Ces magistrats ont rendu compte des plaidoiries dans le délibéré de la cour, composée de :
Monsieur Ronan GUERLOT, Président de chambre,
Monsieur Cyril ROTH, Président de chambre,
Madame Gwenael COUGARD, Conseillère,
Greffier, lors des débats : Madame Françoise DUCAMIN,
EXPOSE DU LITIGE
Le 18 décembre 2018, le tribunal judiciaire de Pontoise a placé la SCI [P] et Fils (la société [P]) en redressement judiciaire, a désigné la société MMJ mandataire judiciaire et M. [X] administrateur judiciaire.
Le 22 septembre 2020, ce tribunal a converti la procédure de redressement judiciaire en liquidation judiciaire et désigné la société MMJ liquidateur.
Le 17 octobre 2024, le juge-commissaire a notamment :
— autorisé le liquidateur à poursuivre la vente aux enchères publiques, devant le juge de l’exécution, des biens dont la désignation suit dépendant de l’actif de la liquidation :
Désignation :
— une villa et son terrain sis [Adresse 9] à [Localité 18] cadastrés section J numéro [Cadastre 7] « Lieudit [Adresse 10] » pour une superficie de 07 ares 93 centiares et section J numéro [Cadastre 8] « Lieudit [Adresse 12] » pour une superficie de 12 ares 74 centiares ;
— matrice cadastrale : l’extrait cadastral afférent aux biens et droits immobiliers sus désignés est annexé ci-après :
— fixé la mise à prix des biens et droits immobiliers ci-dessus désignés à la somme de 600 000 euros avec faculté de baisse immédiate d’un tiers à défaut d’enchères.

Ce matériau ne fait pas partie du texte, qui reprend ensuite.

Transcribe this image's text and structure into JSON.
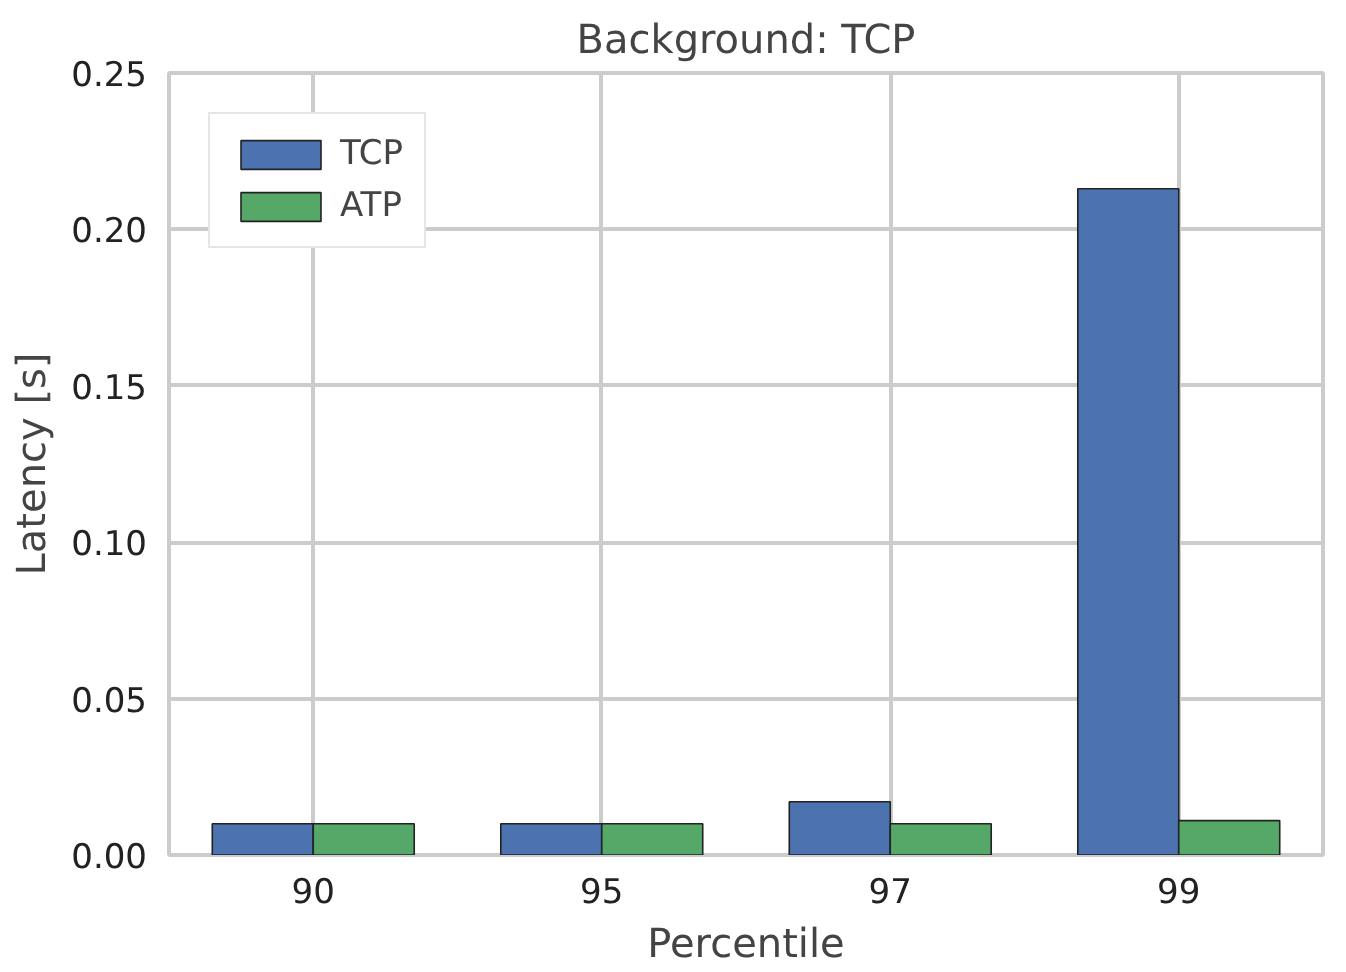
{
  "chart_data": {
    "type": "bar",
    "title": "Background: TCP",
    "xlabel": "Percentile",
    "ylabel": "Latency [s]",
    "categories": [
      "90",
      "95",
      "97",
      "99"
    ],
    "series": [
      {
        "name": "TCP",
        "color": "#4c72b0",
        "values": [
          0.01,
          0.01,
          0.017,
          0.213
        ]
      },
      {
        "name": "ATP",
        "color": "#55a868",
        "values": [
          0.01,
          0.01,
          0.01,
          0.011
        ]
      }
    ],
    "ylim": [
      0,
      0.25
    ],
    "yticks": [
      {
        "value": 0,
        "label": "0.00"
      },
      {
        "value": 0.05,
        "label": "0.05"
      },
      {
        "value": 0.1,
        "label": "0.10"
      },
      {
        "value": 0.15,
        "label": "0.15"
      },
      {
        "value": 0.2,
        "label": "0.20"
      },
      {
        "value": 0.25,
        "label": "0.25"
      }
    ],
    "grid": true,
    "legend": "top left"
  }
}
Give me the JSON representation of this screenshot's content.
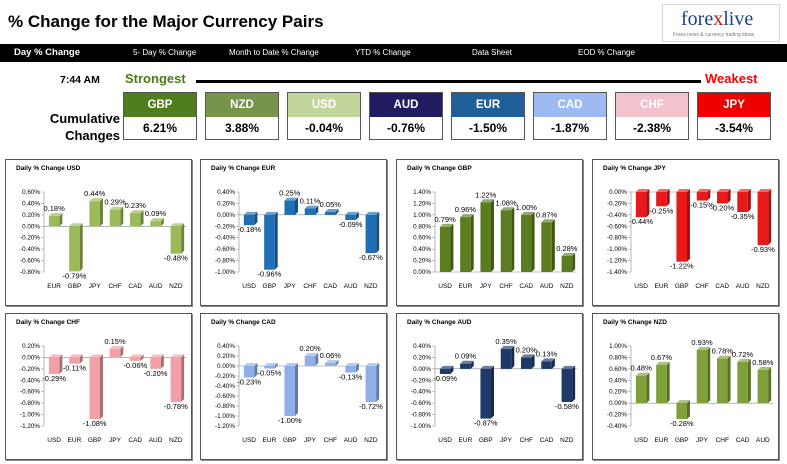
{
  "header": {
    "title": "% Change for the Major Currency Pairs"
  },
  "logo": {
    "brand_prefix": "fore",
    "brand_x": "x",
    "brand_suffix": "live",
    "tagline": "Forex news & currency trading ideas"
  },
  "nav": {
    "tabs": [
      {
        "label": "Day % Change",
        "active": true
      },
      {
        "label": "5- Day % Change",
        "active": false
      },
      {
        "label": "Month to Date % Change",
        "active": false
      },
      {
        "label": "YTD % Change",
        "active": false
      },
      {
        "label": "Data Sheet",
        "active": false
      },
      {
        "label": "EOD % Change",
        "active": false
      }
    ]
  },
  "summary": {
    "time": "7:44 AM",
    "strongest_label": "Strongest",
    "weakest_label": "Weakest",
    "cumulative_label": "Cumulative Changes",
    "currencies": [
      {
        "code": "GBP",
        "value": "6.21%",
        "color": "#4f7f1c"
      },
      {
        "code": "NZD",
        "value": "3.88%",
        "color": "#76944a"
      },
      {
        "code": "USD",
        "value": "-0.04%",
        "color": "#c2d69b"
      },
      {
        "code": "AUD",
        "value": "-0.76%",
        "color": "#211c60"
      },
      {
        "code": "EUR",
        "value": "-1.50%",
        "color": "#1f5f9a"
      },
      {
        "code": "CAD",
        "value": "-1.87%",
        "color": "#9dbaf2"
      },
      {
        "code": "CHF",
        "value": "-2.38%",
        "color": "#f2c3cf"
      },
      {
        "code": "JPY",
        "value": "-3.54%",
        "color": "#ef0000"
      }
    ]
  },
  "chart_data": [
    {
      "type": "bar",
      "title": "Daily % Change USD",
      "color": "#9bbb59",
      "categories": [
        "EUR",
        "GBP",
        "JPY",
        "CHF",
        "CAD",
        "AUD",
        "NZD"
      ],
      "values": [
        0.18,
        -0.79,
        0.44,
        0.29,
        0.23,
        0.09,
        -0.48
      ],
      "labels": [
        "0.18%",
        "-0.79%",
        "0.44%",
        "0.29%",
        "0.23%",
        "0.09%",
        "-0.48%"
      ],
      "ylim": [
        -0.8,
        0.6
      ],
      "ticks": [
        -0.8,
        -0.6,
        -0.4,
        -0.2,
        0.0,
        0.2,
        0.4,
        0.6
      ],
      "tick_labels": [
        "-0.80%",
        "-0.60%",
        "-0.40%",
        "-0.20%",
        "0.00%",
        "0.20%",
        "0.40%",
        "0.60%"
      ]
    },
    {
      "type": "bar",
      "title": "Daily % Change EUR",
      "color": "#1f6fb5",
      "categories": [
        "USD",
        "GBP",
        "JPY",
        "CHF",
        "CAD",
        "AUD",
        "NZD"
      ],
      "values": [
        -0.18,
        -0.96,
        0.25,
        0.11,
        0.05,
        -0.09,
        -0.67
      ],
      "labels": [
        "-0.18%",
        "-0.96%",
        "0.25%",
        "0.11%",
        "0.05%",
        "-0.09%",
        "-0.67%"
      ],
      "ylim": [
        -1.0,
        0.4
      ],
      "ticks": [
        -1.0,
        -0.8,
        -0.6,
        -0.4,
        -0.2,
        0.0,
        0.2,
        0.4
      ],
      "tick_labels": [
        "-1.00%",
        "-0.80%",
        "-0.60%",
        "-0.40%",
        "-0.20%",
        "0.00%",
        "0.20%",
        "0.40%"
      ]
    },
    {
      "type": "bar",
      "title": "Daily % Change GBP",
      "color": "#5c7d1f",
      "categories": [
        "USD",
        "EUR",
        "JPY",
        "CHF",
        "CAD",
        "AUD",
        "NZD"
      ],
      "values": [
        0.79,
        0.96,
        1.22,
        1.08,
        1.0,
        0.87,
        0.28
      ],
      "labels": [
        "0.79%",
        "0.96%",
        "1.22%",
        "1.08%",
        "1.00%",
        "0.87%",
        "0.28%"
      ],
      "ylim": [
        0.0,
        1.4
      ],
      "ticks": [
        0.0,
        0.2,
        0.4,
        0.6,
        0.8,
        1.0,
        1.2,
        1.4
      ],
      "tick_labels": [
        "0.00%",
        "0.20%",
        "0.40%",
        "0.60%",
        "0.80%",
        "1.00%",
        "1.20%",
        "1.40%"
      ]
    },
    {
      "type": "bar",
      "title": "Daily % Change JPY",
      "color": "#e81919",
      "categories": [
        "USD",
        "EUR",
        "GBP",
        "CHF",
        "CAD",
        "AUD",
        "NZD"
      ],
      "values": [
        -0.44,
        -0.25,
        -1.22,
        -0.15,
        -0.2,
        -0.35,
        -0.93
      ],
      "labels": [
        "-0.44%",
        "-0.25%",
        "-1.22%",
        "-0.15%",
        "-0.20%",
        "-0.35%",
        "-0.93%"
      ],
      "ylim": [
        -1.4,
        0.0
      ],
      "ticks": [
        -1.4,
        -1.2,
        -1.0,
        -0.8,
        -0.6,
        -0.4,
        -0.2,
        0.0
      ],
      "tick_labels": [
        "-1.40%",
        "-1.20%",
        "-1.00%",
        "-0.80%",
        "-0.60%",
        "-0.40%",
        "-0.20%",
        "0.00%"
      ]
    },
    {
      "type": "bar",
      "title": "Daily % Change CHF",
      "color": "#f0a0a6",
      "categories": [
        "USD",
        "EUR",
        "GBP",
        "JPY",
        "CAD",
        "AUD",
        "NZD"
      ],
      "values": [
        -0.29,
        -0.11,
        -1.08,
        0.15,
        -0.06,
        -0.2,
        -0.78
      ],
      "labels": [
        "-0.29%",
        "-0.11%",
        "-1.08%",
        "0.15%",
        "-0.06%",
        "-0.20%",
        "-0.78%"
      ],
      "ylim": [
        -1.2,
        0.2
      ],
      "ticks": [
        -1.2,
        -1.0,
        -0.8,
        -0.6,
        -0.4,
        -0.2,
        0.0,
        0.2
      ],
      "tick_labels": [
        "-1.20%",
        "-1.00%",
        "-0.80%",
        "-0.60%",
        "-0.40%",
        "-0.20%",
        "0.00%",
        "0.20%"
      ]
    },
    {
      "type": "bar",
      "title": "Daily % Change CAD",
      "color": "#8eb0e8",
      "categories": [
        "USD",
        "EUR",
        "GBP",
        "JPY",
        "CHF",
        "AUD",
        "NZD"
      ],
      "values": [
        -0.23,
        -0.05,
        -1.0,
        0.2,
        0.06,
        -0.13,
        -0.72
      ],
      "labels": [
        "-0.23%",
        "-0.05%",
        "-1.00%",
        "0.20%",
        "0.06%",
        "-0.13%",
        "-0.72%"
      ],
      "ylim": [
        -1.2,
        0.4
      ],
      "ticks": [
        -1.2,
        -1.0,
        -0.8,
        -0.6,
        -0.4,
        -0.2,
        0.0,
        0.2,
        0.4
      ],
      "tick_labels": [
        "-1.20%",
        "-1.00%",
        "-0.80%",
        "-0.60%",
        "-0.40%",
        "-0.20%",
        "0.00%",
        "0.20%",
        "0.40%"
      ]
    },
    {
      "type": "bar",
      "title": "Daily % Change AUD",
      "color": "#1e3a6b",
      "categories": [
        "USD",
        "EUR",
        "GBP",
        "JPY",
        "CHF",
        "CAD",
        "NZD"
      ],
      "values": [
        -0.09,
        0.09,
        -0.87,
        0.35,
        0.2,
        0.13,
        -0.58
      ],
      "labels": [
        "-0.09%",
        "0.09%",
        "-0.87%",
        "0.35%",
        "0.20%",
        "0.13%",
        "-0.58%"
      ],
      "ylim": [
        -1.0,
        0.4
      ],
      "ticks": [
        -1.0,
        -0.8,
        -0.6,
        -0.4,
        -0.2,
        0.0,
        0.2,
        0.4
      ],
      "tick_labels": [
        "-1.00%",
        "-0.80%",
        "-0.60%",
        "-0.40%",
        "-0.20%",
        "0.00%",
        "0.20%",
        "0.40%"
      ]
    },
    {
      "type": "bar",
      "title": "Daily % Change NZD",
      "color": "#7fa03a",
      "categories": [
        "USD",
        "EUR",
        "GBP",
        "JPY",
        "CHF",
        "CAD",
        "AUD"
      ],
      "values": [
        0.48,
        0.67,
        -0.28,
        0.93,
        0.78,
        0.72,
        0.58
      ],
      "labels": [
        "0.48%",
        "0.67%",
        "-0.28%",
        "0.93%",
        "0.78%",
        "0.72%",
        "0.58%"
      ],
      "ylim": [
        -0.4,
        1.0
      ],
      "ticks": [
        -0.4,
        -0.2,
        0.0,
        0.2,
        0.4,
        0.6,
        0.8,
        1.0
      ],
      "tick_labels": [
        "-0.40%",
        "-0.20%",
        "0.00%",
        "0.20%",
        "0.40%",
        "0.60%",
        "0.80%",
        "1.00%"
      ]
    }
  ]
}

Le 29 octobre 2024 et le 8 novembre 2024, la société [P] a interjeté appel de cette ordonnance en tous ses chefs de disposition. Ces affaires, enregistrées sous les numéros RG 24/06868 et 24/07088, ont fait l’objet d’une jonction le 28 novembre 2024.
Par dernières conclusions du 14 mars 2025, l’appelante demande à la cour de :
— infirmer l’ordonnance du 17 octobre 2024 ;
Et, statuant à nouveau :
— dire n’y avoir lieu à la vente sur adjudication du bien sis [Adresse 9] ;
— autoriser la vente de gré à gré, et la recherche de financement extérieur ;
— accorder un délai de 18 mois pour que soit étudiées les différentes cessions de gré à gré qu’elle a proposées ;
— débouter la société MMJ, agissant par M. [F], ou toute autre partie à la procédure, de toutes ses demandes plus amples ou contraires aux présentes ;
A titre infiniment subsidiaire,
— dire que la mise à prix sera de 1 200 000 euros ;
En tout état de cause,
— condamner la société MMJ, agissant par M. [F], en qualité de mandataire judiciaire, au paiement d’une somme de 3 000 euros en application des dispositions de l’article 700 du code de procédure civile ;
— condamner la société MMJ, agissant par M. [F], en qualité de mandataire judiciaire aux entiers dépens, dont distraction pour ceux d’appel au profit de Maître Châteauneuf, avocat.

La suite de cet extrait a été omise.